Jeremy Sewall

Jeremy Sewall may have been born in upstate New York, but he’s had the heart of a true New Englander since his childhood summers spent in Maine with his family, feasting on lobsters, clams and other New England specialties. The water, too, plays a large role in his lineage; fishing has been a Sewall family livelihood for generations. Today, Sewall sources his fresh lobsters from cousin Mark Sewall, who captains his 38-foot boat out of York Harbor, Maine. Regardless of his original zip code, few embody New England more than Sewall.
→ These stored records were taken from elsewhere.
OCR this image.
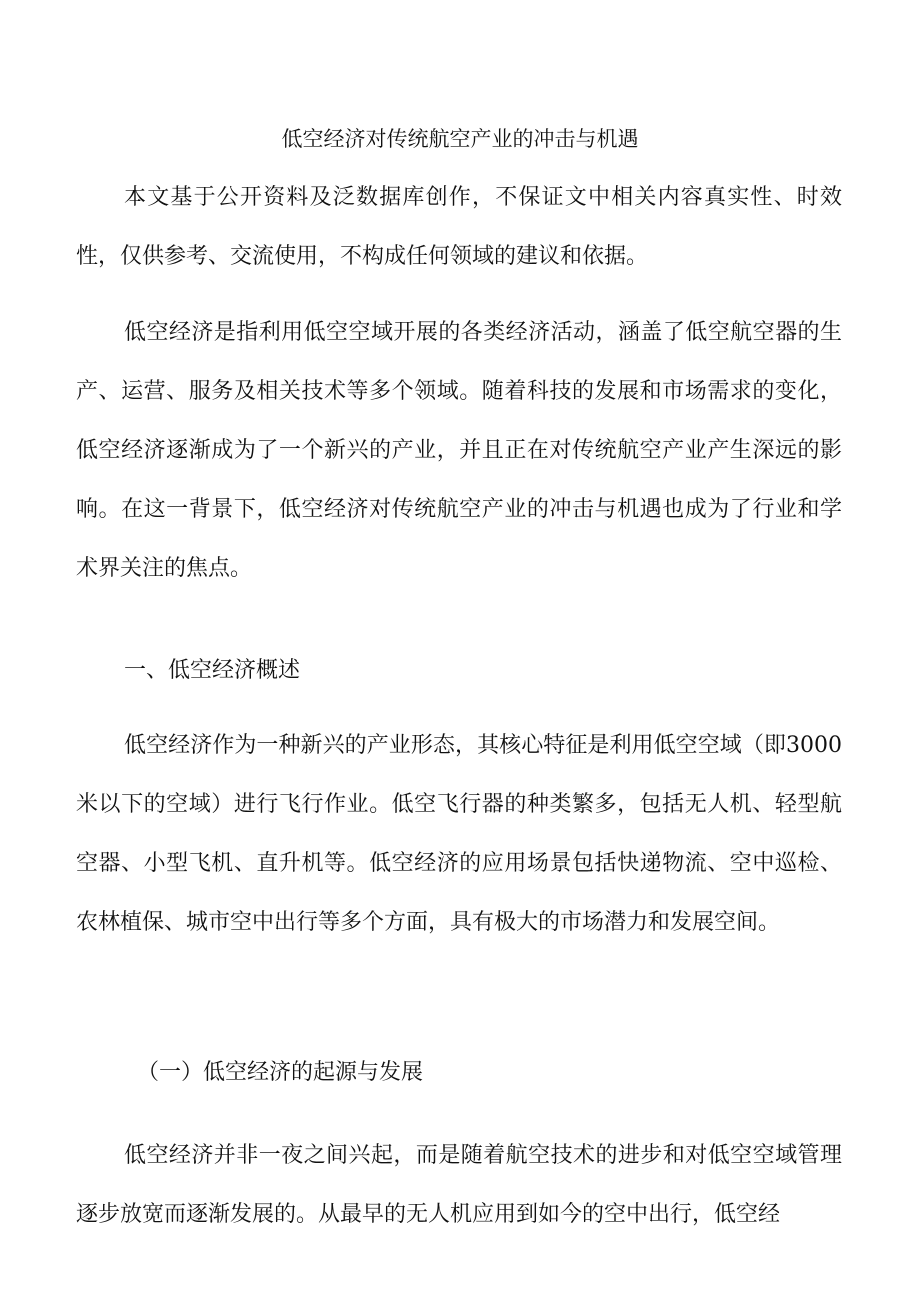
低空经济对传统航空产业的冲击与机遇

本文基于公开资料及泛数据库创作，不保证文中相关内容真实性、时效性，仅供参考、交流使用，不构成任何领域的建议和依据。

低空经济是指利用低空空域开展的各类经济活动，涵盖了低空航空器的生产、运营、服务及相关技术等多个领域。随着科技的发展和市场需求的变化，低空经济逐渐成为了一个新兴的产业，并且正在对传统航空产业产生深远的影响。在这一背景下，低空经济对传统航空产业的冲击与机遇也成为了行业和学术界关注的焦点。

一、低空经济概述

低空经济作为一种新兴的产业形态，其核心特征是利用低空空域（即3000米以下的空域）进行飞行作业。低空飞行器的种类繁多，包括无人机、轻型航空器、小型飞机、直升机等。低空经济的应用场景包括快递物流、空中巡检、农林植保、城市空中出行等多个方面，具有极大的市场潜力和发展空间。

（一）低空经济的起源与发展

低空经济并非一夜之间兴起，而是随着航空技术的进步和对低空空域管理逐步放宽而逐渐发展的。从最早的无人机应用到如今的空中出行，低空经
After graduating with honors from the Culinary Institute of America, Sewall worked in kitchens around the globe from Europe to California. Not surprisingly, he began his professional career in Maine at the Relais & Chateau White Barn Inn. Wanting to spread his wings, he moved to Europe, working for Albert Roux in London and Amsterdam before returning to Boston and a position at L’Espalier. From there, he moved to the West Coast, where he was immediately recognized for his flawless technique and passion for seafood by Bradley Ogden, the owner of the Lark Creek Inn in Larkspur, California.  In 2000, as Executive Chef of Lark Creek Inn, he was one of five chefs in the country nominated as a Rising Star Chef by the James Beard Foundation.
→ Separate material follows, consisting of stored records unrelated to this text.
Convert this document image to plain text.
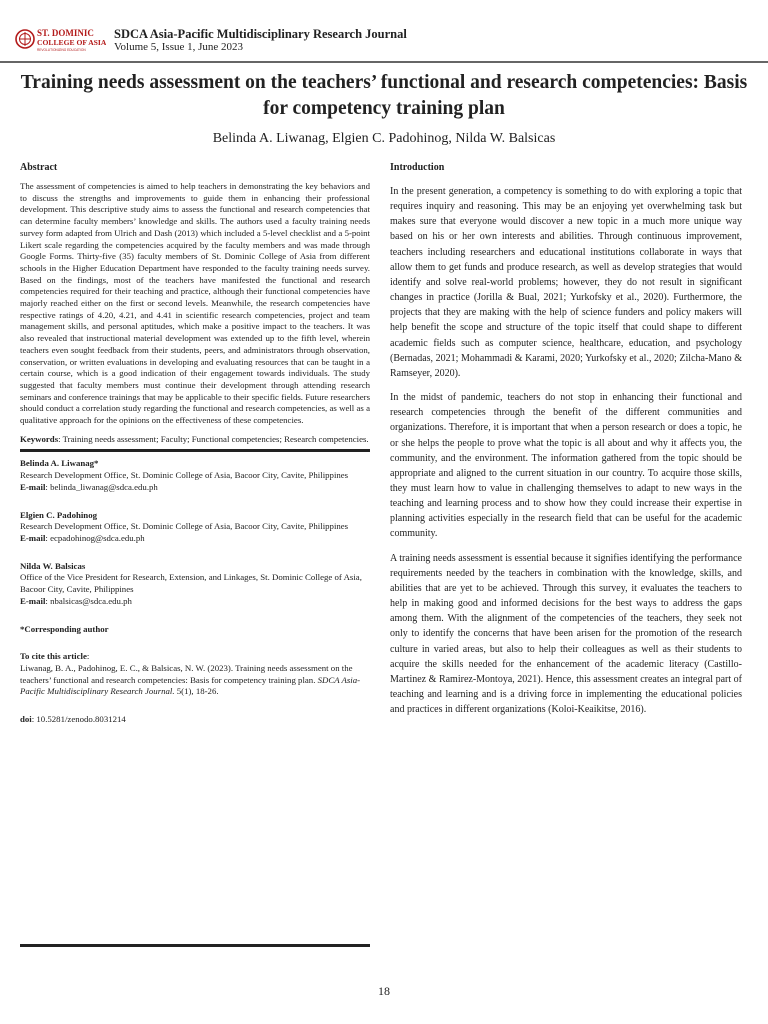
ST. DOMINIC
COLLEGE OF ASIA
REVOLUTIONIZING EDUCATION
SDCA Asia-Pacific Multidisciplinary Research Journal
Volume 5, Issue 1, June 2023
Training needs assessment on the teachers’ functional and research competencies: Basis for competency training plan
Belinda A. Liwanag, Elgien C. Padohinog, Nilda W. Balsicas
Abstract

The assessment of competencies is aimed to help teachers in demonstrating the key behaviors and to discuss the strengths and improvements to guide them in enhancing their professional development. This descriptive study aims to assess the functional and research competencies that can determine faculty members’ knowledge and skills. The authors used a faculty training needs survey form adapted from Ulrich and Dash (2013) which included a 5-level checklist and a 5-point Likert scale regarding the competencies acquired by the faculty members and was made through Google Forms. Thirty-five (35) faculty members of St. Dominic College of Asia from different schools in the Higher Education Department have responded to the faculty training needs survey. Based on the findings, most of the teachers have manifested the functional and research competencies required for their teaching and practice, although their functional competencies have majorly reached either on the first or second levels. Meanwhile, the research competencies have respective ratings of 4.20, 4.21, and 4.41 in scientific research competencies, project and team management skills, and personal aptitudes, which make a positive impact to the teachers. It was also revealed that instructional material development was extended up to the fifth level, wherein teachers even sought feedback from their students, peers, and administrators through observation, conservation, or written evaluations in developing and evaluating resources that can be taught in a certain course, which is a good indication of their engagement towards individuals. The study suggested that faculty members must continue their development through attending research seminars and conference trainings that may be applicable to their specific fields. Future researchers should conduct a correlation study regarding the functional and research competencies, as well as a qualitative approach for the opinions on the effectiveness of these competencies.

Keywords: Training needs assessment; Faculty; Functional competencies; Research competencies.

Belinda A. Liwanag*
Research Development Office, St. Dominic College of Asia, Bacoor City, Cavite, Philippines
E-mail: belinda_liwanag@sdca.edu.ph
Elgien C. Padohinog
Research Development Office, St. Dominic College of Asia, Bacoor City, Cavite, Philippines
E-mail: ecpadohinog@sdca.edu.ph
Nilda W. Balsicas
Office of the Vice President for Research, Extension, and Linkages, St. Dominic College of Asia, Bacoor City, Cavite, Philippines
E-mail: nbalsicas@sdca.edu.ph
*Corresponding author
To cite this article:
Liwanag, B. A., Padohinog, E. C., & Balsicas, N. W. (2023). Training needs assessment on the teachers’ functional and research competencies: Basis for competency training plan. SDCA Asia-Pacific Multidisciplinary Research Journal. 5(1), 18-26.
doi: 10.5281/zenodo.8031214
Introduction

In the present generation, a competency is something to do with exploring a topic that requires inquiry and reasoning. This may be an enjoying yet overwhelming task but makes sure that everyone would discover a new topic in a much more unique way based on his or her own interests and abilities. Through continuous improvement, teachers including researchers and educational institutions collaborate in ways that allow them to get funds and produce research, as well as develop strategies that would identify and solve real-world problems; however, they do not result in significant changes in practice (Jorilla & Bual, 2021; Yurkofsky et al., 2020). Furthermore, the projects that they are making with the help of science funders and policy makers will help benefit the scope and structure of the topic itself that could shape to different academic fields such as computer science, healthcare, education, and psychology (Bernadas, 2021; Mohammadi & Karami, 2020; Yurkofsky et al., 2020; Zilcha-Mano & Ramseyer, 2020).

In the midst of pandemic, teachers do not stop in enhancing their functional and research competencies through the benefit of the different communities and organizations. Therefore, it is important that when a person research or does a topic, he or she helps the people to prove what the topic is all about and why it affects you, the community, and the environment. The information gathered from the topic should be appropriate and aligned to the current situation in our country. To acquire those skills, they must learn how to value in challenging themselves to adapt to new ways in the teaching and learning process and to show how they could increase their expertise in planning activities especially in the research field that can be useful for the academic community.

A training needs assessment is essential because it signifies identifying the performance requirements needed by the teachers in combination with the knowledge, skills, and abilities that are yet to be achieved. Through this survey, it evaluates the teachers to help in making good and informed decisions for the best ways to address the gaps among them. With the alignment of the competencies of the teachers, they seek not only to identify the concerns that have been arisen for the promotion of the research culture in varied areas, but also to help their colleagues as well as their students to acquire the skills needed for the enhancement of the academic literacy (Castillo-Martinez & Ramirez-Montoya, 2021). Hence, this assessment creates an integral part of teaching and learning and is a driving force in implementing the educational policies and practices in different organizations (Koloi-Keaikitse, 2016).

18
He moved back to the Northeast in 2003 as opening Executive Chef at the Michael Schlow-owned Great Bay restaurant, where he garnered accolades from The New York Times, Esquire, Gourmet and The Boston Globe, among others.

He left Great Bay to follow the dream of opening his own restaurant. In late February 2006, Sewall and his wife Lisa, a former pastry chef at L’Espalier, opened Lineage in Brookline, Massachusetts. Their appreciation for fresh ingredients and personal approach to Modern American cuisine were integral to the menu at Lineage and the restaurant was recognized by Bon Appetit, Food & Wine, Boston Magazine and other top publications.

Building on the success of Lineage, Sewall opened Island Creek Oyster Bar in Boston’s Kenmore Square in 2010. In 2013, he and his partners opened an approachable beer and oyster bar, Row 34, in Boston’s Fort Point neighborhood to much acclaim. A second Row 34 in Portsmouth, New Hampshire soon followed, as well as a second Island Creek Oyster Bar in Burlington, MA. At the helm of the restaurants, he garnered many awards both locally and nationally – from Saveur, Zagat, Boston magazine, Bon Appetit, GQ and many more. Sewall has appeared on PBS’s hit show Simply Ming, Bravo’s Top Chef and The Food Network’s Beat Bobby Flay.

In 2021, after a successful decade in business together that gave rise to the conception of four revolutionary restaurants, Chef Sewall separated from his business partners, becoming the steward of the restaurants alongside Managing Partner Shore Gregory. The pandemic forced Boston’s Island Creek Oyster Bar to close permanently, and the Burlington location transformed into a Row 34, becoming the brand’s third outpost, followed by a fourth location in Cambridge in 2023.

Sewall released his first cookbook, James Beard Award nominated The New England Kitchen: Fresh Takes on Seasonal Recipes, with co-author Erin Byers Murray in 2014. He then co-authored a second book in 2016, Oysters: A Celebration in the Raw, with Marion Swaybill; the book presents a wide-ranging visual exploration of the iconic shellfish. Sewall partnered with Erin Byers Murray again in 2021 to release The Row 34 Cookbook.

Getting back to his fisherman roots, Sewall partnered with the University of New Hampshire and the New Hampshire Sea Grant to farm Steelhead Trout in 2018. The program houses thousands of fish in a prototype IMTA (integrated multi-trophic aquaculture) system that floats in the open ocean just off the coast of New Castle, New Hampshire. This system also houses seaweed and mussels which mitigate the impact of the farm on the ocean.

Through Sewall’s restaurants, books, and teaching he is truly dedicated to celebrating the diversity of New England seafood and the passion of the people who bring it to us. For Chef Jeremy Sewall, it’s in his blood.